With such books as Old Africa Rediscovered, Black Mother, Search For Africa, and many other books which can be found on the Internet at: http://webcache.googleusercontent.com/search?q=cache:3TqM9jLhwF4J:www.biblio.com/basil-davidson~125929~author+basil+davidson+bibliography&cd=2&hl=en&ct=clnk

Basil Davidson began to fill in the gaps for us. Each book -- he wrote more than 30 -- was a revelation. Then, in 1984, he crowned his research into the history of Africa by using television to link the past and the present of the continent. In a production called simply, AFRICA, he and my very good friend, the late, erudite John Percival (whom I worked with in producing the documentary, Rich Man, Poor Man, for BBC Television) brought the continent alive for viewers of Channel 4 TV in Britain.

So much has Basil Davidson’s work enriched the understanding of Africa that one scholar, Henrik Clark, has confessed; “I thought he was an African!”

Davidson was born in Bristol, England, on 9 November 1914 and died on 9 July 2010. His writing ability is all the more amazing because he left school at the early age of 16. His first break came when, after editing some obscure publications, he was appointed to be a correspondent of The Economist magazine in Paris. Whilst travelling around Europe for the magazine, he learnt several European languages. So when the Second World War broke out in 1939and he joined the British army, he was considered excellent for the British wartime secret service, the “Special Operations Executive” (SOE).

The SOE sent him to Hungary, from where he also worked in the Balkans, and was captured by the Italian allies of Hitler. Luckily for him, the British had also captured some minor Italian royal duke in Ethiopia) and a prisoner swap was arranged whereby Davidson was exchanged for the duke. Davidson ended the war as a Colonel who was decorated with the Military Cross.

However, after the war, the brave and extremely intelligent Davidson was passed over for any official position in Britain, because officialdom had tagged him as a “dangerous fellow traveller” mainly because of his association with Tito.

A journalist once again, he described accurately, the rise of apartheid in South Africa, and was listed as a “prohibited immigrant” to South Africa.
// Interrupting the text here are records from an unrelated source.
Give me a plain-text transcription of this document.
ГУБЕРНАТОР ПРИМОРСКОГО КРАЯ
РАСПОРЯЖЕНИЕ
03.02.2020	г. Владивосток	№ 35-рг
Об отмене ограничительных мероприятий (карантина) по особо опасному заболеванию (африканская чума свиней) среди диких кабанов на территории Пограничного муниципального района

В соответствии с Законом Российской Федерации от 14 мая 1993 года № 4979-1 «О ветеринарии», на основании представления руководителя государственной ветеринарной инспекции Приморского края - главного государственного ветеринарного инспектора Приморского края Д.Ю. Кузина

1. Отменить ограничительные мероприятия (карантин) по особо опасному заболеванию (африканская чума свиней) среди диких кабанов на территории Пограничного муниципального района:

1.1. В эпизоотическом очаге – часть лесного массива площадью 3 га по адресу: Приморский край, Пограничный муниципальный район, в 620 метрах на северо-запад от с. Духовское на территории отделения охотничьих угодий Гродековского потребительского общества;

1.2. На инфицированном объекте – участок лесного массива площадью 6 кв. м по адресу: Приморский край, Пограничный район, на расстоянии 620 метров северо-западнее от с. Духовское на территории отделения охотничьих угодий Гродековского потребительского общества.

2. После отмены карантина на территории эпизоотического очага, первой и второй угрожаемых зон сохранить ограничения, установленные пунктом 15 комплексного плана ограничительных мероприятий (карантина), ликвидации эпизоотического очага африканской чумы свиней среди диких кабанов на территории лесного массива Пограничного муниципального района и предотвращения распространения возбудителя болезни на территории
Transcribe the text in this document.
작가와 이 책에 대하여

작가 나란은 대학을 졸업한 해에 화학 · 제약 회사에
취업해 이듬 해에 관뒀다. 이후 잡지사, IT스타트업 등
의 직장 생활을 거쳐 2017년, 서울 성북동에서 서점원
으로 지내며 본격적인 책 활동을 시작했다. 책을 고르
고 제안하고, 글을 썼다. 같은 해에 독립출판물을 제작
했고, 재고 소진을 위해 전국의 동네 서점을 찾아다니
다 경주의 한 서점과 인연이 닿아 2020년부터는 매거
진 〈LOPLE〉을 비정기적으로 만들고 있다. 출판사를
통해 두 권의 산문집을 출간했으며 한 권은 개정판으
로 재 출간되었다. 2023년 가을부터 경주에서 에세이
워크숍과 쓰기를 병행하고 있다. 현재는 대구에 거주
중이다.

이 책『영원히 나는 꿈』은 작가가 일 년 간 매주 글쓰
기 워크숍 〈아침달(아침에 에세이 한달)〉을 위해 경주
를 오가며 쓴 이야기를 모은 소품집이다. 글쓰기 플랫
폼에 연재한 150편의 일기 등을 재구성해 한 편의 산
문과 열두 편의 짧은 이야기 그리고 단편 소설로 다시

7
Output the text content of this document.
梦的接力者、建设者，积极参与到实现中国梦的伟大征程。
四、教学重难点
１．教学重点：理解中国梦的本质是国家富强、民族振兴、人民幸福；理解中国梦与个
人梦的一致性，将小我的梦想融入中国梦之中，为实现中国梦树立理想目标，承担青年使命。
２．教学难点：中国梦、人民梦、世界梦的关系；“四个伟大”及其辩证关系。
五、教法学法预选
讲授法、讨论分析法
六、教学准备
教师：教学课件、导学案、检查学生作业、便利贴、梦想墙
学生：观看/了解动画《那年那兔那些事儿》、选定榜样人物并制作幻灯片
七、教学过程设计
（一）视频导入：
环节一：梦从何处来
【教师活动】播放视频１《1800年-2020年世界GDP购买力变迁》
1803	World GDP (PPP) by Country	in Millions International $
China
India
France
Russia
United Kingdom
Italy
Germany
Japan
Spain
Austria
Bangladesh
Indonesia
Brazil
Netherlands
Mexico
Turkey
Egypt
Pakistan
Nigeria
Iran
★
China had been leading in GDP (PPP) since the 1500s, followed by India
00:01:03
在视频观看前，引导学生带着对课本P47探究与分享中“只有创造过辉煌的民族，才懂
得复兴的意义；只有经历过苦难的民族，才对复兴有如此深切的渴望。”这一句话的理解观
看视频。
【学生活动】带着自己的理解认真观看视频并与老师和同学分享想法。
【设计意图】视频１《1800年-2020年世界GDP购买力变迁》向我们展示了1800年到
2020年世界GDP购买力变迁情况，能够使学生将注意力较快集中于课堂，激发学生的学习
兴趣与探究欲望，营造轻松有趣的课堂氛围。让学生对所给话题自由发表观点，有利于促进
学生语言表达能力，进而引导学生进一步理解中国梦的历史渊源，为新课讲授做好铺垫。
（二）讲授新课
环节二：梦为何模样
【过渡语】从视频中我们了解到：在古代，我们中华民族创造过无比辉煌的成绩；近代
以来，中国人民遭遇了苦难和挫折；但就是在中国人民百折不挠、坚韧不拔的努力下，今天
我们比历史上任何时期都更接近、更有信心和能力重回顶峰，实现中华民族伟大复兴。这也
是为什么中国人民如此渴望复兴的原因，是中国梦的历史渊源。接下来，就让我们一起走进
He turned his attention to the racists in Central African Federation, as well as the Portuguese territories in Africa -- Guinea-Bissau, Mozambique and Angola.

His books on Africa contain exquisite quotes, such as this:

“There is a false myth [Davidson wrote] that surrounds this majestic civilization. Visiting Europeans refused to believe that Africans indigenous to inner Africa could have created it. They would rather us believe that this city was created in its own bubble, apart from the rest of Africa and its people. But, the evidence shows that the main migration toward the Nile River and Egypt was from the African communities of the Sahara.

“Some evidence of this includes the fact that even the Egyptian Pharaohs are painted as black in surviving artwork. Also, many Egyptians were reddish-pink in colour, showing a mix of the indigenous people and the Nubians. The Pharaohs built temples which were absolutely African, obviously to impress the southern Africans. . . The Greek explorer Heroditus described the scene most accurately when he said that the various races in the world were "different but equal."

Another valuable quote is this:

“While searching for gold, white explorers first saw a city in the heart of Africa built of stone hundreds of years ago. …These kingdoms were as good and well governed as the European medieval ones. Evidence shows that earlier records prove that other outsiders admitted this about Africa, proving that racism is a relatively new concept… . The mutual respect between black and white, which once existed, was also destroyed [by racism]. Science has given us a new look into Africa's history. ... It debunks the preposterous myth of the inferiority and sub-human status of the African people. “

No wonder it was assumed by some that Basil Davidson was an African! Africa thanks him. May he rest in peace.